Maritime & Aviation Emissions Research: Impact on Developing Countries

July 10, 2013

New research published by a consortium of Climate Strategies, University of Cambridge, Cambridge Econometrics, CE Delft and Transport Analysis and Knowledge Systems (TAKS) assesses the impacts on developing countries of measures to address emissions in the international aviation and shipping sectors.

Greenhouse gas emissions of international aviation and maritime transport are projected to increase rapidly over the coming decades, despite significant improvements in fuel-efficiency of aircraft and ships. In order to address their growth, Market Based Measures (MBMs) have been proposed to complement technical and operational measures. These measures are being discussed in ICAO (the UN organization for civil aviation) and IMO (the UN organization for maritime transport). One of the main issues in the debate has been the impact of MBMs on developing countries and especially on remote economies.

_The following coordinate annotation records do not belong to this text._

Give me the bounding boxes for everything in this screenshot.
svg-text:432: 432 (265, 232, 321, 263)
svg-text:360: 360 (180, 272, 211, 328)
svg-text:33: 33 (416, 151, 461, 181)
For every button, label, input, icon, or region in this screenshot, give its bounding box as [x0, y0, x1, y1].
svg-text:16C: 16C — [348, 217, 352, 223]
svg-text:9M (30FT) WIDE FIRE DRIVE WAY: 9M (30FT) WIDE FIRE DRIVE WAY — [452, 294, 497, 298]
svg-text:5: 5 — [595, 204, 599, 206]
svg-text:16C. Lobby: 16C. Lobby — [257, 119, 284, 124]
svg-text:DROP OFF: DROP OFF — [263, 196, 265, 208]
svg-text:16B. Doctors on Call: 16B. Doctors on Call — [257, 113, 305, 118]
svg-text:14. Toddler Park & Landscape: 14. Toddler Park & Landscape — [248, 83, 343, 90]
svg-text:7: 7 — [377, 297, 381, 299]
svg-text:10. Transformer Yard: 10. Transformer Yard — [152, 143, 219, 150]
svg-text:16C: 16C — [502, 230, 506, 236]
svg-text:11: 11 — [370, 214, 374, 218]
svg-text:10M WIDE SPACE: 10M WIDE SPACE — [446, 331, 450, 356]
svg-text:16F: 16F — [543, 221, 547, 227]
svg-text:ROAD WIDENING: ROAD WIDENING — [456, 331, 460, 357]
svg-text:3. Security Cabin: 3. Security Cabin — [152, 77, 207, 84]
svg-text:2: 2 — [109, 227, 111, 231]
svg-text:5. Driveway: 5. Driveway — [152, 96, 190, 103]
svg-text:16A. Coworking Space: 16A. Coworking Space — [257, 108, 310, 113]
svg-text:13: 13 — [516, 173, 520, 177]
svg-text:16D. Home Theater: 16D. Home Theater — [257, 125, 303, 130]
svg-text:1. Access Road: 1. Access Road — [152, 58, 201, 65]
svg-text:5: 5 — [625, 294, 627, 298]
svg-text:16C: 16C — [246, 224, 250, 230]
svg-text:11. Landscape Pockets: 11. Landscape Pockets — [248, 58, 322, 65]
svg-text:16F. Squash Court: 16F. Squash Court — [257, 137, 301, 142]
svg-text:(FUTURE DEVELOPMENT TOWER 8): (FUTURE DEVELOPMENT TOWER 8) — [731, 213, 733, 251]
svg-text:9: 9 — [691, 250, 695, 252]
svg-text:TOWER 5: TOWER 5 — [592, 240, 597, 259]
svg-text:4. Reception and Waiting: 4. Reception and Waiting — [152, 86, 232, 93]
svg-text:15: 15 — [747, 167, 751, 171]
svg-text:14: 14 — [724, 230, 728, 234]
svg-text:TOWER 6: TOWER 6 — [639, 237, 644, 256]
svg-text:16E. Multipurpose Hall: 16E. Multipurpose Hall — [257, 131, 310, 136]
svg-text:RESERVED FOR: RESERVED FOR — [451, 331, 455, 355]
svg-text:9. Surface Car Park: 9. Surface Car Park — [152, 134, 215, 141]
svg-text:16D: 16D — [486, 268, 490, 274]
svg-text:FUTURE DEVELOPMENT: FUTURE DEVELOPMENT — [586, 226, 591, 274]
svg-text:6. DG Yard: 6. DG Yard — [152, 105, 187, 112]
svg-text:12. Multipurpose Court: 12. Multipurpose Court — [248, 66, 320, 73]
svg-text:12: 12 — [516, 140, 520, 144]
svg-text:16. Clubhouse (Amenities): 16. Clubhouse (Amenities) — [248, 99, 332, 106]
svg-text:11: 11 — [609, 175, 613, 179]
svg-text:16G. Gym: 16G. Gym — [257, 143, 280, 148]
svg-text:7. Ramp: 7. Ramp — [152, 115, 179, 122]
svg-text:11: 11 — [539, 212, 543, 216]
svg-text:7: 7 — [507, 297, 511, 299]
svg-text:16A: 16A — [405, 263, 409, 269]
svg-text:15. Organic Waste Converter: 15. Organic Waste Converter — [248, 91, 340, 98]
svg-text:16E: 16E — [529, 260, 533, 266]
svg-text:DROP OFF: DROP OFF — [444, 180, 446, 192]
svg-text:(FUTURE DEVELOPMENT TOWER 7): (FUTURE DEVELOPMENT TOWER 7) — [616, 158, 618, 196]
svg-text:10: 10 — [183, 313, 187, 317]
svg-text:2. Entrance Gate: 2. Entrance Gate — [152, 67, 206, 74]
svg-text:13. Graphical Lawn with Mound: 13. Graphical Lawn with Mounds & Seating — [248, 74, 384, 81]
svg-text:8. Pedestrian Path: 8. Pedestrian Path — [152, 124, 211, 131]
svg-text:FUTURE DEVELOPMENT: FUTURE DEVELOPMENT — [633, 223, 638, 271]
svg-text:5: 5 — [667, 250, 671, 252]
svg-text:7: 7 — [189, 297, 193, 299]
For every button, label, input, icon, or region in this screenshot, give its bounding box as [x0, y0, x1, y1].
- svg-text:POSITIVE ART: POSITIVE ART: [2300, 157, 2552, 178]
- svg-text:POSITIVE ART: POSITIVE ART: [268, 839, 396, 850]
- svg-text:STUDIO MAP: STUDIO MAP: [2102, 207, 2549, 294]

This report quantifies the economic impacts of MBMs on ten case study economies and globally. The case study economies have been selected in the expectation that  they would be relatively highly impacted because of their remoteness or dependence on international aviation or maritime transport.

This report shows that the decrease in GDP is less than 0.01% on average and significantly less than 0.1% for all but a few of the case study countries. Countries with a higher dependency on tourism and trade are likely to experience greater economic impacts as market-based measures raise the costs of aviation and maritime transport, they impact economies due to increased prices for passenger travel and exported and imported goods. Some of these countries are small island states that are also vulnerable to climate change impacts.

Undesired economic impacts on developing countries can be addressed effectively by a combination of measures such as exemptions of certain routes, lump sum rebates, investments in infrastructure efficiency and into the development of more efficient ships and aircraft.